Menakar Kadar Nasional(isme)

Menakar Kadar Nasional(isme)
Kalau mahasiswa Universitas Gurukul udah turun gunung, tandanya negara sudah gawat pada aksi Gejayan Memanggil Jilid II, Senin (30/10/2019) (Sumber foto: LSR)

Wahyu Aryono Nugroho (Awang)

Tulisan yang disajikan oleh Romo Budi Susanto, SJ menurut saya merupakan tulisan yang tidak mudah dipahami. Perlu beberapa waktu untuk membaca agar dapat memahami maksud dari kalimat-kalimat tersebut, sekalipun beberapa kalimat tetap saja tidak mampu terpahami.

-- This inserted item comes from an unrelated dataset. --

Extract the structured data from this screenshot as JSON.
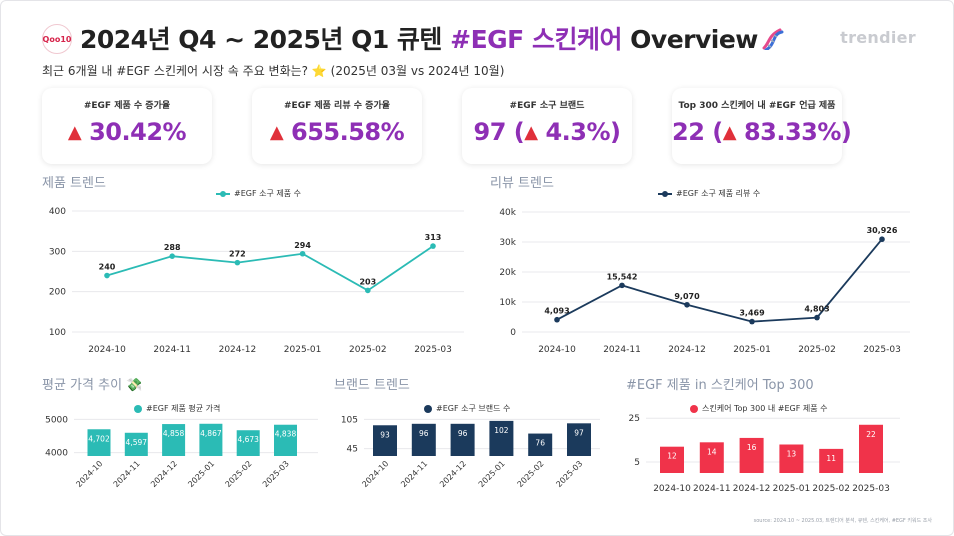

Tetapi yang menarik adalah, tulisan tersebut mengantarkan pembaca untuk menakar kadar nasionalisme pada diri masing-masing.

 

Ini adalah salah satu kalimat yang paling menarik, “Apa yang sesungguhnya membikin seorang warga negara rela hidup atau mati demi “nasionalisme.” Orang yang sama itupun bersedia memusuhi dan bahkan membunuh sesamanya (yang lain) demi nasionalisme pilihannya itu.”

 

Dari sekian kali membaca artikel tersebut sampailah saya pada pertanyaan seperti “Apakah kemudian seorang koruptor itu adalah orang-orang yang tidak memiliki nasionalisme?” Saya beranggapan bahwa perilaku korupsi itu adalah perilaku warga negara yang rela hidup atau mati demi korupsinya dan yang bersedia memusuhi dan bahkan membunuh sesamanya demi korupsi pilihannya itu. Apalagi jika sampai membandingkan seorang koruptor dengan sifat seorang patriot maka akan sangat jauh. Jika kemudian seorang koruptor dikatakan sebagai seorang tanpa nasionalisme maka nasionalisme sebenarnya sedang berhadapan dengan nafsu harta dan keinginan perut, yang bisa jadi juga datang dari keluarganya. Bagi mereka mungkin persoalan bangsa negara tanah air ialah persoalan mengibarkan bendera saat tanggal 17 Agustus dan menghadiri upacaranya saja tetapi selanjutnya yang berkibar adalah persoalan nafsu harta dan keinginan perut.

 

Gerakan masif mahasiswa di Indonesia yang sedang memprotes RUU KPK pada saat itu juga menurut saya pribadi belum tentu menjadi gerakan nasionalisme untuk melawan koruptor yang “tanpa nasionalisme” itu. Pertanyaan yang muncul bagi saya ialah apakah memang benar gerakan mahasiswa adalah gerakan tentang kebangsaan ini, yang katanya sedang dipukul oleh mereka yang mencari keinginan perut, melawan para koruptor yang bersembunyi dibalik RUU KPK?

 

Saya rasa, inilah saat yang tepat untuk merefleksikan kembali perjalanan nasionalisme setelah era 1998. Benarkah mereka yang kemudian membawa nama rakyat selalu dikatakan sebagai gerakan nasionalisme? Atau jangan-jangan justru merekalah koruptor sejati yang terselubung selimut nasionalisme dan “kepentingan rakyat”. Semangat dan pemahaman nasionalisme memang terus harus dikembangkan. Sependapat dengan romo Budi, tidak mudah memang memahaminya.

 

Sedikit yang bisa saya pahami, nilai-nilai tanpa pamrih dan mandiri, terbebas dari belenggu primordialisme adalah beberapa indikator mengenai nasionalisme itu sendiri. Sangat cocok bagi Indonesia yang multikultur, kepentingan golongan masih tinggi, dan berdikari saja masih gojag-gajeg, termasuk saya pribadi mungkin.